§ 16–4810. Revocation, repudiation, or rescission of standby guardianship.
(a) The authority of a standby guardian approved by the Court pursuant to § 16-4805 may be revoked by the designator filing a notice of revocation with the Court.
(1) The notice of revocation shall identify the standby guardian or alternate standby guardian to whom the revocation shall apply.
(2) A copy of the revocation shall also be delivered to the standby guardian whose authority is revoked and to any alternate standby guardian who may be authorized to act. The revocation shall be delivered to the standby guardian and the alternate standby guardian by certified mail, restricted delivery, return receipt requested or by any other method allowed by local law.
(b) An executed designation not yet effective because a triggering event has not occurred or a petition has not been filed may be revoked by the designator or repudiated by the prospective standby guardian by notifying the other party in writing.
(c) A designation may also be revoked by the execution of a subsequent inconsistent designation.
(d) If at any time the Court finds that the designator no longer meets the definition of designator as that term is defined in § 16-4802(8), the Court shall rescind its approval of the standby guardian.

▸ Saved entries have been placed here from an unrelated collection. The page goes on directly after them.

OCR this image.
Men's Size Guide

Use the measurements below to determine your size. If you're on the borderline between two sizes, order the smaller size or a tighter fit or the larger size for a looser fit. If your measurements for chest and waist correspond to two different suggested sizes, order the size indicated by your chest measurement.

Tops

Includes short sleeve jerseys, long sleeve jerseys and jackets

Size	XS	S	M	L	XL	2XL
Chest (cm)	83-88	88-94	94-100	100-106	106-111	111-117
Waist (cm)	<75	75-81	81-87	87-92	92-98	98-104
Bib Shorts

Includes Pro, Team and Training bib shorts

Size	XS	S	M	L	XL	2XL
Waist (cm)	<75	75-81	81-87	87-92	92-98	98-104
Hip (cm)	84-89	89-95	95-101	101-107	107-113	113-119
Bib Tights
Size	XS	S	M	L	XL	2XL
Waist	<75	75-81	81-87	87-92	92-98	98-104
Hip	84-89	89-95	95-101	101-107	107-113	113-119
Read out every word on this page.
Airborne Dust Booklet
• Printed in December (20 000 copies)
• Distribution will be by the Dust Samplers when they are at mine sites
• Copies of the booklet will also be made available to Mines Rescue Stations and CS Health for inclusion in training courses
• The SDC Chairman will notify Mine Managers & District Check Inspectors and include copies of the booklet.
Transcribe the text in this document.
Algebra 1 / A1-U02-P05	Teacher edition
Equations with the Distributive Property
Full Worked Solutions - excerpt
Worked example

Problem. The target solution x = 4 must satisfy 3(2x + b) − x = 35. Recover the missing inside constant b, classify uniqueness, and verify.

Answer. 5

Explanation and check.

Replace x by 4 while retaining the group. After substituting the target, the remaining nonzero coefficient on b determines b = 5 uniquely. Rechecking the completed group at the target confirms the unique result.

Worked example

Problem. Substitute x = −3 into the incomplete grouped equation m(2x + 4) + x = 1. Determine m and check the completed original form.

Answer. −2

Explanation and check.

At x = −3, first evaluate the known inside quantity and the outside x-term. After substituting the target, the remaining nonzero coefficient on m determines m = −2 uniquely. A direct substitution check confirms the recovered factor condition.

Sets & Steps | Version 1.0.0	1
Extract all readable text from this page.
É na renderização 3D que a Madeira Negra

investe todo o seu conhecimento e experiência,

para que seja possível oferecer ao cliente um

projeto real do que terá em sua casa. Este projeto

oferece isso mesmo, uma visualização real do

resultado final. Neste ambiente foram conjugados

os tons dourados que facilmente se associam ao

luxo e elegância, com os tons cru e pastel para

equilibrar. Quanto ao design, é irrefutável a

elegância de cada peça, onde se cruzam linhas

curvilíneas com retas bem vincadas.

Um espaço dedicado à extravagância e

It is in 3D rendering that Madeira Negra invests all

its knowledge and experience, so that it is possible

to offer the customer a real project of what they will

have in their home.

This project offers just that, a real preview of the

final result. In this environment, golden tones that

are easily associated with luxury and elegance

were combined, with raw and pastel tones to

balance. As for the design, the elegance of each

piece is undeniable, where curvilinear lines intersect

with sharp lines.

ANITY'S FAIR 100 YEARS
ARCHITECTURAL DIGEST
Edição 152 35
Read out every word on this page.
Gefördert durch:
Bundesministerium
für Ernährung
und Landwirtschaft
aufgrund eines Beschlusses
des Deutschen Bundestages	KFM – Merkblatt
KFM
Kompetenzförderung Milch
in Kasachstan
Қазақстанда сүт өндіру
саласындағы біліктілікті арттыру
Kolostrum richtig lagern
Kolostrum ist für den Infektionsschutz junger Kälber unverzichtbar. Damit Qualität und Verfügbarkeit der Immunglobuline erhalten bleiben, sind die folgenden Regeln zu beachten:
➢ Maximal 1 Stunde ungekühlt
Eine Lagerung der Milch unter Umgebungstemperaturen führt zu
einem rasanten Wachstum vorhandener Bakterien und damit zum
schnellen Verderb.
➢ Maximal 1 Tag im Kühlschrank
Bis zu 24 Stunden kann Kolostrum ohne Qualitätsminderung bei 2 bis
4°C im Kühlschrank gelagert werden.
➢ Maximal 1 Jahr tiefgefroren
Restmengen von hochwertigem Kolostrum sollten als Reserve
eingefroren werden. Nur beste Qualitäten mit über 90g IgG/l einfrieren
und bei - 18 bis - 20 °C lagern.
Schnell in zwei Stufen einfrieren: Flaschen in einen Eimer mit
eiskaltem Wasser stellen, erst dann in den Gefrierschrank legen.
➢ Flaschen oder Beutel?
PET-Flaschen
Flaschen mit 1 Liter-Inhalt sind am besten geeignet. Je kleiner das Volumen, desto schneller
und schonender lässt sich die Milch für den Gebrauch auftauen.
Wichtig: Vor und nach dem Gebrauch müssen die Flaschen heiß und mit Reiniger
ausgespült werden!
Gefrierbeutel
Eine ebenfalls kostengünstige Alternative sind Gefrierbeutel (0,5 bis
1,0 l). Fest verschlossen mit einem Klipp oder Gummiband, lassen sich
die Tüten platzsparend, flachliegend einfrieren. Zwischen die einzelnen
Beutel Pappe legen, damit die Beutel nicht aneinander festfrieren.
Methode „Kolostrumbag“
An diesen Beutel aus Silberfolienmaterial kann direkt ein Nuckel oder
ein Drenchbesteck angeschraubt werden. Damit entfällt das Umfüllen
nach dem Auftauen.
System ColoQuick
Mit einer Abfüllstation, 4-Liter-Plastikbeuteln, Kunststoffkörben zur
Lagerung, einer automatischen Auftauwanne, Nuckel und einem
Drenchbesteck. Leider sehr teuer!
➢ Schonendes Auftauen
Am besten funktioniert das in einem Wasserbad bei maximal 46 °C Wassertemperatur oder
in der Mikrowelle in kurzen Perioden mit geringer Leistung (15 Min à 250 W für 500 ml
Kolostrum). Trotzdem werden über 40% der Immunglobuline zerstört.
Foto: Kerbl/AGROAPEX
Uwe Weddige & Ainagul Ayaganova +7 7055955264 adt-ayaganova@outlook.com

(e) The standby guardian shall file with the Court, as soon as practicable but no later than 90 days following a designator’s death, a copy of the certificate of death. The standby guardian’s failure to file within the 90-day period shall be grounds for the Court to rescind the authority of the standby guardian sua sponte. All acts undertaken by the standby guardian on behalf of and in the interest of the child before the Court’s rescission shall be valid and enforceable.